Ingredients
- 1 lb beef tenderloin (chateaubriand)
- 1 medium shallot, chopped finely
- 3 tbsp unsalted butter, softened and separated
- 2 tbsp olive oil
- ½ cup dry red wine (medium bodied, i.e. 12.5% to 13.5% alcohol content)
- ½ cup demi-glace / beef consomme / beef broth
- 1 tbsp fresh tarragon, chopped (or 2 tsp if dried)
- Freshly ground salt & pepper, to taste
Method
- Preheat the oven to 190 degrees C / 375 F / Gas Mark 5.
- Season the beef with salt and pepper, making sure that this is done evenly.
- Take a large cast iron grill pan. Melt 2 tbsp of butter with the olive oil over medium-high heat until cloudy and bubbly.
- Next, place the seasoned beef in the pan and brown for 3 minutes without moving it. After 3 minutes, use tongs to carefully turn the beef on its side and brown for 3 minutes more. Continue to repeat this process until all exposed surfaces of the beef have been covered.

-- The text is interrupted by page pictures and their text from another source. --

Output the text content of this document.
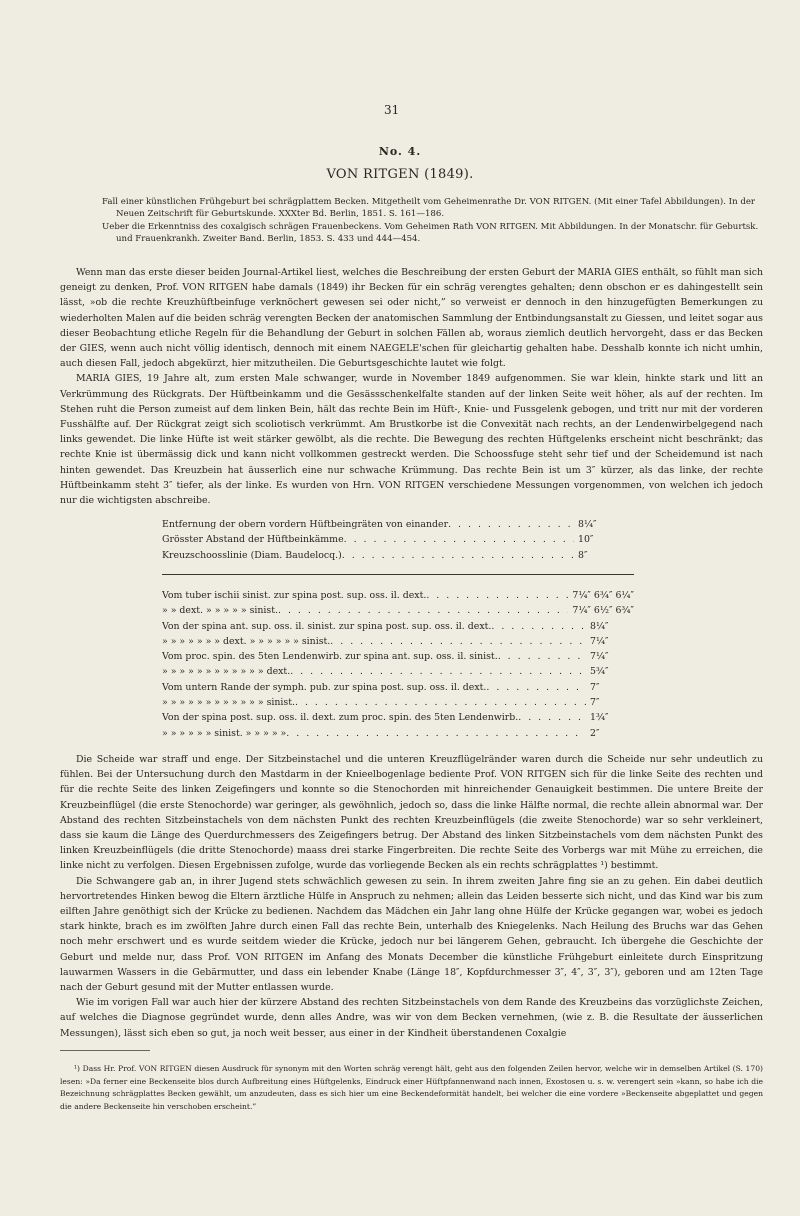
31
No. 4.
VON RITGEN (1849).
Fall einer künstlichen Frühgeburt bei schrägplattem Becken. Mitgetheilt vom Geheimenrathe Dr. VON RITGEN. (Mit einer Tafel Abbildungen). In der Neuen Zeitschrift für Geburtskunde. XXXter Bd. Berlin, 1851. S. 161—186.
Ueber die Erkenntniss des coxalgisch schrägen Frauenbeckens. Vom Geheimen Rath VON RITGEN. Mit Abbildungen. In der Monatschr. für Geburtsk. und Frauenkrankh. Zweiter Band. Berlin, 1853. S. 433 und 444—454.

Wenn man das erste dieser beiden Journal-Artikel liest, welches die Beschreibung der ersten Geburt der MARIA GIES enthält, so fühlt man sich geneigt zu denken, Prof. VON RITGEN habe damals (1849) ihr Becken für ein schräg verengtes gehalten; denn obschon er es dahingestellt sein lässt, »ob die rechte Kreuzhüftbeinfuge verknöchert gewesen sei oder nicht,” so verweist er dennoch in den hinzugefügten Bemerkungen zu wiederholten Malen auf die beiden schräg verengten Becken der anatomischen Sammlung der Entbindungsanstalt zu Giessen, und leitet sogar aus dieser Beobachtung etliche Regeln für die Behandlung der Geburt in solchen Fällen ab, woraus ziemlich deutlich hervorgeht, dass er das Becken der GIES, wenn auch nicht völlig identisch, dennoch mit einem NAEGELE'schen für gleichartig gehalten habe. Desshalb konnte ich nicht umhin, auch diesen Fall, jedoch abgekürzt, hier mitzutheilen. Die Geburtsgeschichte lautet wie folgt.

MARIA GIES, 19 Jahre alt, zum ersten Male schwanger, wurde in November 1849 aufgenommen. Sie war klein, hinkte stark und litt an Verkrümmung des Rückgrats. Der Hüftbeinkamm und die Gesässschenkelfalte standen auf der linken Seite weit höher, als auf der rechten. Im Stehen ruht die Person zumeist auf dem linken Bein, hält das rechte Bein im Hüft-, Knie- und Fussgelenk gebogen, und tritt nur mit der vorderen Fusshälfte auf. Der Rückgrat zeigt sich scoliotisch verkrümmt. Am Brustkorbe ist die Convexität nach rechts, an der Lendenwirbelgegend nach links gewendet. Die linke Hüfte ist weit stärker gewölbt, als die rechte. Die Bewegung des rechten Hüftgelenks erscheint nicht beschränkt; das rechte Knie ist übermässig dick und kann nicht vollkommen gestreckt werden. Die Schoossfuge steht sehr tief und der Scheidemund ist nach hinten gewendet. Das Kreuzbein hat äusserlich eine nur schwache Krümmung. Das rechte Bein ist um 3″ kürzer, als das linke, der rechte Hüftbeinkamm steht 3″ tiefer, als der linke. Es wurden von Hrn. VON RITGEN verschiedene Messungen vorgenommen, von welchen ich jedoch nur die wichtigsten abschreibe.

Entfernung der obern vordern Hüftbeingräten von einander . . .	8¼″
Grösster Abstand der Hüftbeinkämme . . .	10″
Kreuzschoosslinie (Diam. Baudelocq.) . . .	8″
Vom tuber ischii sinist. zur spina post. sup. oss. il. dext. . . .	7¼″ 6¾″ 6¼″
» » dext. » » » » » sinist. . . .	7¼″ 6½″ 6¾″
Von der spina ant. sup. oss. il. sinist. zur spina post. sup. oss. il. dext. . . .	8¼″
» » » » » » » dext. » » » » » » sinist. . . .	7¼″
Vom proc. spin. des 5ten Lendenwirb. zur spina ant. sup. oss. il. sinist. . . .	7¼″
» » » » » » » » » » » » dext. . . .	5¾″
Vom untern Rande der symph. pub. zur spina post. sup. oss. il. dext. . . .	7″
» » » » » » » » » » » » sinist. . . .	7″
Von der spina post. sup. oss. il. dext. zum proc. spin. des 5ten Lendenwirb. . . .	1¾″
» » » » » » sinist. » » » » » . . .	2″

Die Scheide war straff und enge. Der Sitzbeinstachel und die unteren Kreuzflügelränder waren durch die Scheide nur sehr undeutlich zu fühlen. Bei der Untersuchung durch den Mastdarm in der Knieelbogenlage bediente Prof. VON RITGEN sich für die linke Seite des rechten und für die rechte Seite des linken Zeigefingers und konnte so die Stenochorden mit hinreichender Genauigkeit bestimmen. Die untere Breite der Kreuzbeinflügel (die erste Stenochorde) war geringer, als gewöhnlich, jedoch so, dass die linke Hälfte normal, die rechte allein abnormal war. Der Abstand des rechten Sitzbeinstachels von dem nächsten Punkt des rechten Kreuzbeinflügels (die zweite Stenochorde) war so sehr verkleinert, dass sie kaum die Länge des Querdurchmessers des Zeigefingers betrug. Der Abstand des linken Sitzbeinstachels vom dem nächsten Punkt des linken Kreuzbeinflügels (die dritte Stenochorde) maass drei starke Fingerbreiten. Die rechte Seite des Vorbergs war mit Mühe zu erreichen, die linke nicht zu verfolgen. Diesen Ergebnissen zufolge, wurde das vorliegende Becken als ein rechts schrägplattes ¹) bestimmt.

Die Schwangere gab an, in ihrer Jugend stets schwächlich gewesen zu sein. In ihrem zweiten Jahre fing sie an zu gehen. Ein dabei deutlich hervortretendes Hinken bewog die Eltern ärztliche Hülfe in Anspruch zu nehmen; allein das Leiden besserte sich nicht, und das Kind war bis zum eilften Jahre genöthigt sich der Krücke zu bedienen. Nachdem das Mädchen ein Jahr lang ohne Hülfe der Krücke gegangen war, wobei es jedoch stark hinkte, brach es im zwölften Jahre durch einen Fall das rechte Bein, unterhalb des Kniegelenks. Nach Heilung des Bruchs war das Gehen noch mehr erschwert und es wurde seitdem wieder die Krücke, jedoch nur bei längerem Gehen, gebraucht. Ich übergehe die Geschichte der Geburt und melde nur, dass Prof. VON RITGEN im Anfang des Monats December die künstliche Frühgeburt einleitete durch Einspritzung lauwarmen Wassers in die Gebärmutter, und dass ein lebender Knabe (Länge 18″, Kopfdurchmesser 3″, 4″, 3″, 3″), geboren und am 12ten Tage nach der Geburt gesund mit der Mutter entlassen wurde.

Wie im vorigen Fall war auch hier der kürzere Abstand des rechten Sitzbeinstachels von dem Rande des Kreuzbeins das vorzüglichste Zeichen, auf welches die Diagnose gegründet wurde, denn alles Andre, was wir von dem Becken vernehmen, (wie z. B. die Resultate der äusserlichen Messungen), lässt sich eben so gut, ja noch weit besser, aus einer in der Kindheit überstandenen Coxalgie

¹) Dass Hr. Prof. VON RITGEN diesen Ausdruck für synonym mit den Worten schräg verengt hält, geht aus den folgenden Zeilen hervor, welche wir in demselben Artikel (S. 170) lesen: »Da ferner eine Beckenseite blos durch Aufbreitung eines Hüftgelenks, Eindruck einer Hüftpfannenwand nach innen, Exostosen u. s. w. verengert sein »kann, so habe ich die Bezeichnung schrägplattes Becken gewählt, um anzudeuten, dass es sich hier um eine Beckendeformität handelt, bei welcher die eine vordere »Beckenseite abgeplattet und gegen die andere Beckenseite hin verschoben erscheint.”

- Once fully browned, transfer the beef onto a rack placed within a roasting pan. Then pop the roasting pan into the oven. [NB: Make sure you keep the juices within the grill pan - these are needed to make the sauce.]
- Roast the beef as required: approx. 15 minutes for medium-rare, approx. 20 minutes for medium, and approx. 23 minutes for medium-well.
- Remove the beef from the oven and transfer onto a serving plate; then lightly cover it over with tin foil and let it rest for 15 minutes. [NB: This rest period allows the meat juices to be reabsorbed and redistributed within the meat, which will enable you to slice it cleanly.]
- To make the wine sauce: Add the shallot to the juices in the grill pan and saute over a medium heat until soft and translucent.
- Then, add the wine, and bring the sauce to a boil. [NB: Use a wooden spoon to scrape up the browned bits on the bottom of the pan so that these are included in the sauce.]
- Continue boiling the sauce until it reduces to half its original volume.
- Next, add the demi-glace (or alternative) to the sauce and continue boiling the mixture until slightly thickened.
- Remove the sauce from the heat and stir in the remaining 1 tbsp of softened butter, along with the tarragon.
- Taste and season with salt and black pepper as needed.
- Finally, slice the meat diagonally and serve with the red wine sauce. Delicious.